Answer
The rental amount that will maximize the agency’s daily revenue is $\$35$ and the maximum daily revenue is $\$6125$.
Work Step by Step
The number of cars $N$ depends on the rental amount, x. In particular the number of cars is the original number $200$ , minus the number lost to rent increase.
The number of cars per day is the original number of cars, $200$, minus the decrease due to rent increase.
$N\left( x \right)=200-5x$.
The maximum rental amount is $30+x$.
The daily revenue $R$ for the agency is the number of cars times the rental amount $50+x$.
$\begin{align}
& R\left( x \right)=\left( 200-5x \right)\left( 30+x \right) \\
& =600+50x-5{{x}^{2}}
\end{align}$
Thus, the daily revenue is $R\left( x \right)=-5{{x}^{2}}+50x+600$.
Compare it with the standard equation of the quadratic function $f\left( x \right)=a{{x}^{2}}+bx+c$ .
The value of a is $-5$ , b is $50$ and c is $600$ .
Recall that if $a<0$ , then f has a maximum that occurs at $x=\frac{-b}{2a}$ and maximum value is $f\left( \frac{-b}{2a} \right)$
Since, $a=-5$ , $a<0$ , $R$ has a maximum.
Recall that the maximum value is at $x=\frac{-b}{2a}$
Substitute $-5$ for a and $50$ for b.
$\begin{align}
& x=\frac{-b}{2a} \\
& =\frac{-50}{-10} \\
& =5
\end{align}$
The maximum rental amount is $30+x$.
Substitute $5$ for x.
Thus, the maximum rental amount is $30+x=35$.
And the maximum value is $f\left( \frac{-b}{2a} \right)$.

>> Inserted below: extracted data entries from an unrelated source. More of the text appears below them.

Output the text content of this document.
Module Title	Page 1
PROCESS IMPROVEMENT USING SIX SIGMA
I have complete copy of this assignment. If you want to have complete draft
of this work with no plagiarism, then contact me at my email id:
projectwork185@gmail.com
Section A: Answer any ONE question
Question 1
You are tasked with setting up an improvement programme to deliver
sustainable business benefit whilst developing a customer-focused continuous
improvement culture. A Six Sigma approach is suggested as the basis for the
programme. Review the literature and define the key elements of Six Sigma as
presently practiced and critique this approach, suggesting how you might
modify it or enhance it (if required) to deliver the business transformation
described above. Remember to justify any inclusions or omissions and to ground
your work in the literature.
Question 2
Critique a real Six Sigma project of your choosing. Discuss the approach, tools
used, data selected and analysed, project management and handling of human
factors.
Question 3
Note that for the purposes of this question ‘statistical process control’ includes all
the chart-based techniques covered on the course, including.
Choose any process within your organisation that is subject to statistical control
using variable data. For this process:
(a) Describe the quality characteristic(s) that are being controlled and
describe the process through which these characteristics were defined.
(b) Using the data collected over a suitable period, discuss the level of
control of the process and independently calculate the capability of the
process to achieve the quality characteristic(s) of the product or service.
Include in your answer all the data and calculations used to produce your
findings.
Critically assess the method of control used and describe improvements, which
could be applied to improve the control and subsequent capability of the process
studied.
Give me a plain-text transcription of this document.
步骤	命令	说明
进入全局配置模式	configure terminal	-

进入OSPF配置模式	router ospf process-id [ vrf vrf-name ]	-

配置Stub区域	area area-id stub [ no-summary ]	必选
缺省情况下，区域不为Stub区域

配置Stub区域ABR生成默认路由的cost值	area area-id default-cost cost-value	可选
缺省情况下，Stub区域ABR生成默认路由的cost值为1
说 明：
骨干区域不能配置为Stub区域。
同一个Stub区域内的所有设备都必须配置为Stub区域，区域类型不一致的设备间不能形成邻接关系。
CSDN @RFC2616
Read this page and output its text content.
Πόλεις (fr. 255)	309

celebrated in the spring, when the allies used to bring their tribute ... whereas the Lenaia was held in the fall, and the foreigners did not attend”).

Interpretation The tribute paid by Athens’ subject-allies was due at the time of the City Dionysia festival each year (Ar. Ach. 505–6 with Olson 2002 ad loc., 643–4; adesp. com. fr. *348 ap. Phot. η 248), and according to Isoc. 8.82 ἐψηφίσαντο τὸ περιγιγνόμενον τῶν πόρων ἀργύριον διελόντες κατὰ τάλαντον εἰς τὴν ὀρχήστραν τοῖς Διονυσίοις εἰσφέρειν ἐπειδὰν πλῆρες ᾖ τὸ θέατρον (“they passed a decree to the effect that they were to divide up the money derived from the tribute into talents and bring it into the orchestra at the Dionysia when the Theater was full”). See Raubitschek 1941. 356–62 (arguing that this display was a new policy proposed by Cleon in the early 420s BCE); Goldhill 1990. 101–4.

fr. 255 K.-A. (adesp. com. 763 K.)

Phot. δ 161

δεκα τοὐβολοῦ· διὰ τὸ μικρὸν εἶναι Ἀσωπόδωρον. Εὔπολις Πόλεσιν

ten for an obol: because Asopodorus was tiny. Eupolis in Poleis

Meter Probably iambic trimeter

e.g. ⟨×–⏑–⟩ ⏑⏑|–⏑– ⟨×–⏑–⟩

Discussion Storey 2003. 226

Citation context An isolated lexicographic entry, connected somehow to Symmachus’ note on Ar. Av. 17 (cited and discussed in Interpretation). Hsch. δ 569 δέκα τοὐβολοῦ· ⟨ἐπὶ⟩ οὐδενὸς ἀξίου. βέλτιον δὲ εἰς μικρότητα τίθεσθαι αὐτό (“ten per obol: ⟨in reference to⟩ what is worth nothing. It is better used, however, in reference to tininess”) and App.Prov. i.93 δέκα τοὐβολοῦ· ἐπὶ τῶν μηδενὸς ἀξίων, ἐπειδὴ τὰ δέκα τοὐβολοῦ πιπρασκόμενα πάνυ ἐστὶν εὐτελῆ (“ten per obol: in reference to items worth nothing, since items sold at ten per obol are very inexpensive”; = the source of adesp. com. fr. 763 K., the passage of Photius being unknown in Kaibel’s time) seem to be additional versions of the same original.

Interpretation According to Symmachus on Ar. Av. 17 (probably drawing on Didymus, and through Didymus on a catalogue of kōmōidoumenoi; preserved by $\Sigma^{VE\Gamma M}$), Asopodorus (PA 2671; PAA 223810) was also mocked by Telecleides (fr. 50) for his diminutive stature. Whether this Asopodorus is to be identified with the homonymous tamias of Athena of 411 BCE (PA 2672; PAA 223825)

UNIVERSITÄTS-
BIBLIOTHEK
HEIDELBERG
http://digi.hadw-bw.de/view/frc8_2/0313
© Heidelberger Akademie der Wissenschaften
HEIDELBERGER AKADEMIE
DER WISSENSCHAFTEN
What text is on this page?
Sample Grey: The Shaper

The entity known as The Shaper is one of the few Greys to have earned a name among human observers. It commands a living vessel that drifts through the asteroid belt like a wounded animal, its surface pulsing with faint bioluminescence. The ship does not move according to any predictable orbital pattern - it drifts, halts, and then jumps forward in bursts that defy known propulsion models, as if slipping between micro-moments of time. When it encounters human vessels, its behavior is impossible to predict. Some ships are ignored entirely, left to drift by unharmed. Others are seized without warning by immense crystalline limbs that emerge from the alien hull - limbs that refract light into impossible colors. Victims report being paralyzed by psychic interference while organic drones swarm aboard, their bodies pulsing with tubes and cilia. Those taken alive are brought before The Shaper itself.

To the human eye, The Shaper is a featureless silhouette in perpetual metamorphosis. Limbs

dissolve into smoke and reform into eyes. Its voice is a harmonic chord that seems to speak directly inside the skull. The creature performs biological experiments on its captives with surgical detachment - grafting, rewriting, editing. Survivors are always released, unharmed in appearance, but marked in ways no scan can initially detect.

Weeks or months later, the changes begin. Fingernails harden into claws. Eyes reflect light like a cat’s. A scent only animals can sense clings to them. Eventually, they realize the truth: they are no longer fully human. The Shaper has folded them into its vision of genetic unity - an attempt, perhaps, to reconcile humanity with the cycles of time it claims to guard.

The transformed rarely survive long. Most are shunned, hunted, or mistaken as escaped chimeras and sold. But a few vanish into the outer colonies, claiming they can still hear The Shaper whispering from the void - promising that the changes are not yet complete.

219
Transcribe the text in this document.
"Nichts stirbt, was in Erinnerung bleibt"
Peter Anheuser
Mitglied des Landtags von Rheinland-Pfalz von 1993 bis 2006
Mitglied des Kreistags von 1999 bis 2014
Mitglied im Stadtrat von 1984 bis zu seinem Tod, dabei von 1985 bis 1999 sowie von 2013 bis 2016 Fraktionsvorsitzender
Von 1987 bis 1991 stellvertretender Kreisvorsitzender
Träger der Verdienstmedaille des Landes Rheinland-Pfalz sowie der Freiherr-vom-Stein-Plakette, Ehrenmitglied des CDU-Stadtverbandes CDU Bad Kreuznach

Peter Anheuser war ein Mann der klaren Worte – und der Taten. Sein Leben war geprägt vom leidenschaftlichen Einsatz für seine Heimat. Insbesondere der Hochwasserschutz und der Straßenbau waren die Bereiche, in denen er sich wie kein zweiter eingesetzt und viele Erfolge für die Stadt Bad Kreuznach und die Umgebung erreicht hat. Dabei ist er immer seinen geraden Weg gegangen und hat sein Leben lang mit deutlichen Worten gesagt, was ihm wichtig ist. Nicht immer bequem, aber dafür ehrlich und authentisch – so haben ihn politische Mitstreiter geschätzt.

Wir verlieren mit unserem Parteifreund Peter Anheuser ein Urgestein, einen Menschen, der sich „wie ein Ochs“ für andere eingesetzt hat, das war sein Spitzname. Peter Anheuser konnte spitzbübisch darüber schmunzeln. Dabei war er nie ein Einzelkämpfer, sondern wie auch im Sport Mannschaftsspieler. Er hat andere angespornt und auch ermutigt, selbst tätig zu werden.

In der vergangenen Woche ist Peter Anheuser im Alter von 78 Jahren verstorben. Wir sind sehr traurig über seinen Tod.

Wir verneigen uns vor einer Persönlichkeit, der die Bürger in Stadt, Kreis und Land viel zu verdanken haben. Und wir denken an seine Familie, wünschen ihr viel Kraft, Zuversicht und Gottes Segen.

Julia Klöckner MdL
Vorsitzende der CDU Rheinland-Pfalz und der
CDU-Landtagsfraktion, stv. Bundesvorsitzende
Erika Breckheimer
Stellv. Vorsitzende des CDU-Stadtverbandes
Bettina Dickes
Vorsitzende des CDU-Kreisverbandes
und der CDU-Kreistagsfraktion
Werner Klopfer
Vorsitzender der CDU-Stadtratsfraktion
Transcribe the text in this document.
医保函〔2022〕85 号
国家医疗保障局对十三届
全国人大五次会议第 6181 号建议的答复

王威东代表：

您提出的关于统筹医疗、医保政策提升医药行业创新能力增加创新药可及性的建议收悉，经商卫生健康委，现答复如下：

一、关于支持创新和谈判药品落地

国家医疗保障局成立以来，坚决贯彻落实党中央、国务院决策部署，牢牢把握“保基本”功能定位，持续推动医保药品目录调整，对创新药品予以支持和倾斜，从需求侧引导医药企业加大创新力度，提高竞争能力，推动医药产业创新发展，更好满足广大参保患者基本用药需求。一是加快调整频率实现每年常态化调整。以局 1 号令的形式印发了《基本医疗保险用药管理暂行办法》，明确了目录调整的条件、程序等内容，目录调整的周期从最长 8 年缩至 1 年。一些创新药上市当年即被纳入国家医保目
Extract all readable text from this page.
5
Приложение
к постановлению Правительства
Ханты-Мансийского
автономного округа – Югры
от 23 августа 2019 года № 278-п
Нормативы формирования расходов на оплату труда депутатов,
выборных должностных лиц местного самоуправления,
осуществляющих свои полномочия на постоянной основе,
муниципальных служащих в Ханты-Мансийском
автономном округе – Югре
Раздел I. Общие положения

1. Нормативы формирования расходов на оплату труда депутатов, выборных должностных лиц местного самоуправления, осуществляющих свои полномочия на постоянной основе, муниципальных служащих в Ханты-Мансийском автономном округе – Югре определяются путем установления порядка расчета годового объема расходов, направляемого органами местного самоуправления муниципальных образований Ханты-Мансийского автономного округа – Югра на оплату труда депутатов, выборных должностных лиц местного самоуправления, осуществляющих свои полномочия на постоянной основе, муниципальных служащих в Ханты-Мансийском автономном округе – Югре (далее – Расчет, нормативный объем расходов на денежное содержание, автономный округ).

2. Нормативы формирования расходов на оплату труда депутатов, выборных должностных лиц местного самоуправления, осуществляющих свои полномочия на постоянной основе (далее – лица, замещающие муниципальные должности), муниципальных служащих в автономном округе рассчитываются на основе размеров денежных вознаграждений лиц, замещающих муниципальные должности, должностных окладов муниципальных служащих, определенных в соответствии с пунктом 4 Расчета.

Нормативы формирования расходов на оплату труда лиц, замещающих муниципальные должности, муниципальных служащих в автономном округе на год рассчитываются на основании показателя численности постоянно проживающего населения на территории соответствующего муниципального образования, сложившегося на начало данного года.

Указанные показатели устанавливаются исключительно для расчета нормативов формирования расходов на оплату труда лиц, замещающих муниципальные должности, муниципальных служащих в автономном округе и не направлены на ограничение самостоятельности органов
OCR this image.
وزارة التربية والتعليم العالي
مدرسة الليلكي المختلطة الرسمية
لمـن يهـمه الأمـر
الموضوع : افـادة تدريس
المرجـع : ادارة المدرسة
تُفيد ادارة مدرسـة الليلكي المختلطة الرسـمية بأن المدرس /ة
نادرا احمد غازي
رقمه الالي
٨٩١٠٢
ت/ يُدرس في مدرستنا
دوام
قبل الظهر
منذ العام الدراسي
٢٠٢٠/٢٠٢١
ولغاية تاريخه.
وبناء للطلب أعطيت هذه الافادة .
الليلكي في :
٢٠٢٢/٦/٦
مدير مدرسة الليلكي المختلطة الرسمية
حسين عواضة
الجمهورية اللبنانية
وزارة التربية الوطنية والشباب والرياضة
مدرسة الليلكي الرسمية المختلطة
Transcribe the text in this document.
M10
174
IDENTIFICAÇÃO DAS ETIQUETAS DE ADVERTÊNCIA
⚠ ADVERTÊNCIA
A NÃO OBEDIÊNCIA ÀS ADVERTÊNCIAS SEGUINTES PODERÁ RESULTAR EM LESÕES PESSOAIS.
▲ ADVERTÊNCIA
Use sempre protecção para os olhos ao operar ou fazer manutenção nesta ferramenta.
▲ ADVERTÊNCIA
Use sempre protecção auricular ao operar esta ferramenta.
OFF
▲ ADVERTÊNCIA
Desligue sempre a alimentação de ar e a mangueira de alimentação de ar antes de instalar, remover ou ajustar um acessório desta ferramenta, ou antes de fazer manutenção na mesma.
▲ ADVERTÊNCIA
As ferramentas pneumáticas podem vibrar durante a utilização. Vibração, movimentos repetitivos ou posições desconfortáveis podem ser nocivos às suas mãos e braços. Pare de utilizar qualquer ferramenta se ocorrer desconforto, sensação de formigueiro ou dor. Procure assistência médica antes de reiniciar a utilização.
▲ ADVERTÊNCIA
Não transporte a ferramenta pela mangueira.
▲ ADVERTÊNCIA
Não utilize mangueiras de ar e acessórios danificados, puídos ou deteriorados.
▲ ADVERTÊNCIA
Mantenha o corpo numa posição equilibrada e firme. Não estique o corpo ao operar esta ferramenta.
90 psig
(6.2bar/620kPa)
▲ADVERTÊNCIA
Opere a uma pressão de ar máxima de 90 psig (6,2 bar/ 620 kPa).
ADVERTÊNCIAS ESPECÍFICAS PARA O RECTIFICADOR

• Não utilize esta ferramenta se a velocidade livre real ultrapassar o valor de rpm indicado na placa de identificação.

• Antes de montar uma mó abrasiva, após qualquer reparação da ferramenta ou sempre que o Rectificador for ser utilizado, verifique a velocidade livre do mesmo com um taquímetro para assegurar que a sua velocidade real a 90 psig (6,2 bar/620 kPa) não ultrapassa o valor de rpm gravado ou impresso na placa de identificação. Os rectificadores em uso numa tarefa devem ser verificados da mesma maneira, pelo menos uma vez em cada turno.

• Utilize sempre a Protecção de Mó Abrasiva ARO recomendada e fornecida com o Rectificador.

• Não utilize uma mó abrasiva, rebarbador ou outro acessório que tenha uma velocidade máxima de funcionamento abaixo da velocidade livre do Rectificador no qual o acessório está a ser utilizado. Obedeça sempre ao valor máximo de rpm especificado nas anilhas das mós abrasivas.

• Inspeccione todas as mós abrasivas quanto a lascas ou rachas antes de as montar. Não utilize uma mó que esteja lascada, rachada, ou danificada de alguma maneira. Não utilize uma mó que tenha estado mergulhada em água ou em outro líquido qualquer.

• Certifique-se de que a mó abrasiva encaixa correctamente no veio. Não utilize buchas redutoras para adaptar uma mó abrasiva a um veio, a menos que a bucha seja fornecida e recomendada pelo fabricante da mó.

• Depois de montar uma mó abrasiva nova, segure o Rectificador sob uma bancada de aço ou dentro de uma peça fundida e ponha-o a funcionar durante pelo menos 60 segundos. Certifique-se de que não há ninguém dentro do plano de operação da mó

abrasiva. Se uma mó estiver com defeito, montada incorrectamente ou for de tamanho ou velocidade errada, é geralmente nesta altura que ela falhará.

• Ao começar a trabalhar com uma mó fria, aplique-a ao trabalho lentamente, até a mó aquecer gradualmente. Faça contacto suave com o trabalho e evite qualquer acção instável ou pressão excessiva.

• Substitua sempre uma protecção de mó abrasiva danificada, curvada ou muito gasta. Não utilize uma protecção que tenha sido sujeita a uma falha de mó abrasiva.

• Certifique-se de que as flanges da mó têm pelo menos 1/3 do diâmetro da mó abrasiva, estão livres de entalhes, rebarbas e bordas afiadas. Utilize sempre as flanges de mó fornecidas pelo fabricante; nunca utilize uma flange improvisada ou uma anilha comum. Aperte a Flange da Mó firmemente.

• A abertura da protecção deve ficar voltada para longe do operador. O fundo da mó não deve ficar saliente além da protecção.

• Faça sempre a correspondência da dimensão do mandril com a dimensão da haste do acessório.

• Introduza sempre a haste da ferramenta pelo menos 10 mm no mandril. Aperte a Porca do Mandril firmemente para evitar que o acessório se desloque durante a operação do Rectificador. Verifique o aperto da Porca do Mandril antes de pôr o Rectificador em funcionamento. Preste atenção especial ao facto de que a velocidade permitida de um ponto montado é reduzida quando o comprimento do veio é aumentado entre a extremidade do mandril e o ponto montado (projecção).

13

Substitute $5$ for x in $R\left( x \right)=-5{{x}^{2}}+50x+600$.
$\begin{align}
& R\left( x \right)=-5{{x}^{2}}+50x+600 \\
& =-5\left( 25 \right)+50\left( 5 \right)+600 \\
& =6125
\end{align}$
Hence, the maximum rental amount is $\$35$ and maximum daily revenue is $\$6125$.